The system described here addresses each of these through explicit pipeline stages rather than longer prompts.
We benchmarked the pipeline against three de-identified R01 applications with published summary statements, spanning two funded submissions (one high-priority, one borderline) and one submission that was not discussed. For each application, we ran the full simulation at four criticality settings (3, 5, 7, 9) and compared the mean simulated scores to the mean scores recorded in the corresponding NIH summary statement on the two criteria that carry a numeric score (Significance and Approach).

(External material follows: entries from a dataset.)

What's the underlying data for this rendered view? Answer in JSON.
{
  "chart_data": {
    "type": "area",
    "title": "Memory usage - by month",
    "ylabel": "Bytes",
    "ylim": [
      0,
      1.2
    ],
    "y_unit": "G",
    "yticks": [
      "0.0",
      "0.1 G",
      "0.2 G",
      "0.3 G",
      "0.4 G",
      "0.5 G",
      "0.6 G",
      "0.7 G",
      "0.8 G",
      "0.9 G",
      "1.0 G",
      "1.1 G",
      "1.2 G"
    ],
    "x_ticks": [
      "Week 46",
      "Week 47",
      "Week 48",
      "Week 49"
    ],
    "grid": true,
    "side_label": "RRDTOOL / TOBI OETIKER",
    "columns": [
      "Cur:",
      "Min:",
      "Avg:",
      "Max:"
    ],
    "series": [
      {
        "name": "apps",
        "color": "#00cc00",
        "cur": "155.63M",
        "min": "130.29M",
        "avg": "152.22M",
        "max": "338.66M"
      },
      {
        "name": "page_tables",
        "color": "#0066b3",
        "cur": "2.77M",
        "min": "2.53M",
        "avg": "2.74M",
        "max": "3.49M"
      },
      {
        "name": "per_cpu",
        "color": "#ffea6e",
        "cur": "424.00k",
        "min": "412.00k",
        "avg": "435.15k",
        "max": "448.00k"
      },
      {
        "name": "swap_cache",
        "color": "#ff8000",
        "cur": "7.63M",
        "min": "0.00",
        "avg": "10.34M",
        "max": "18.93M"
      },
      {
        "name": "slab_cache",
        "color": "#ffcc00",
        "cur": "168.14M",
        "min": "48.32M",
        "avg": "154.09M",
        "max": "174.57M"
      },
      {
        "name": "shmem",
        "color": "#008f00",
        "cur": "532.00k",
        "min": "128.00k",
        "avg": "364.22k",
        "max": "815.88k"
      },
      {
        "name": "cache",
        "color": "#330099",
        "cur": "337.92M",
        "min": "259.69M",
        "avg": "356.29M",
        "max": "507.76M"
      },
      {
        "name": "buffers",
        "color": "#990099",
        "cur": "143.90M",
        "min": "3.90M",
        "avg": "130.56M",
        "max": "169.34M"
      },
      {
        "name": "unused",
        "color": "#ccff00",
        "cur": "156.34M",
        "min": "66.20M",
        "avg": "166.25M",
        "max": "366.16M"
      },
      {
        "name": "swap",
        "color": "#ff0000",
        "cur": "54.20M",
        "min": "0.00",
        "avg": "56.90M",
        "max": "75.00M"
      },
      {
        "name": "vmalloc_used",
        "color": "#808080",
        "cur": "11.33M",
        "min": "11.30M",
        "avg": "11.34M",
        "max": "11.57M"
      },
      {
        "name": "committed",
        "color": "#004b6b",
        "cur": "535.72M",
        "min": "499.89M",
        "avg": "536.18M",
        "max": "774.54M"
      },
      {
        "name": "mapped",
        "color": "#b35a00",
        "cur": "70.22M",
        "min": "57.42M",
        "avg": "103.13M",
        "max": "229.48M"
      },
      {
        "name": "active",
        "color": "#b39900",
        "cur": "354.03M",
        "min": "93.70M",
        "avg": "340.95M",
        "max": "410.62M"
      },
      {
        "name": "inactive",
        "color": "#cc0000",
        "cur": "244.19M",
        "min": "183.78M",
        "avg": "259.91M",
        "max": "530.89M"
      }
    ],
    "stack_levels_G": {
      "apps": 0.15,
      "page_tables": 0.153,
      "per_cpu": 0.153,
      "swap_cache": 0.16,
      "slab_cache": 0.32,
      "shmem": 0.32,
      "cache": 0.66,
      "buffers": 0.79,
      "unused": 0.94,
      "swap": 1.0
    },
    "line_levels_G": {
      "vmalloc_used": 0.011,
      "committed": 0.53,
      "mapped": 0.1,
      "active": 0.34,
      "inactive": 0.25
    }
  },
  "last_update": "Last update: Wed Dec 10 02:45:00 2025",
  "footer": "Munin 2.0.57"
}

The calibration is therefore not a claim that the system predicts a real review outcome. It establishes that the scoring distribution is tunable to plausible panel behavior across the competitiveness spectrum, and that a user who seeks a stress-test reading of a draft can do so deliberately by dialing the panel up or down.
What the system does
- Produces a scored critique in current NIH format (Significance, Approach, Expertise, Overall Impact).
- Draws reviewer personas from real, publicly listed Center for Scientific Review standing roster members.
- Profiles each reviewer against NIH RePORTER and web sources to assign plausible sub-domain expertise.
- Enforces scoring constraints (Approach ≤ Significance; Overall Impact ≤ Significance) both in prompt and in code.
- Supplies reviewers with extracted figures alongside text; figures meaningfully affect scoring commentary.
- Exposes intermediate outputs (parsed grant, FOA match, recommended sections, roster) to the user between stages.
What the system does not do
- Predict funding outcomes. The output is a modeled critique, not a probability estimate.
- Contact, identify, or disclose any real reviewer's private information. Profiling uses only public data.
- Replace programmatic review or substitute for an NIH Scientific Review Officer's judgment.
- Bypass institutional review or grants-management processes.
Calibration applications are de-identified in this documentation by design. Summary statements and application text used internally are not redistributed, and no applicant submission is retained beyond a session unless the user explicitly exports it.
The application is served at a separate, authenticated origin. Credential checks are handled by Cloudflare Access; the application itself does not manage credentials.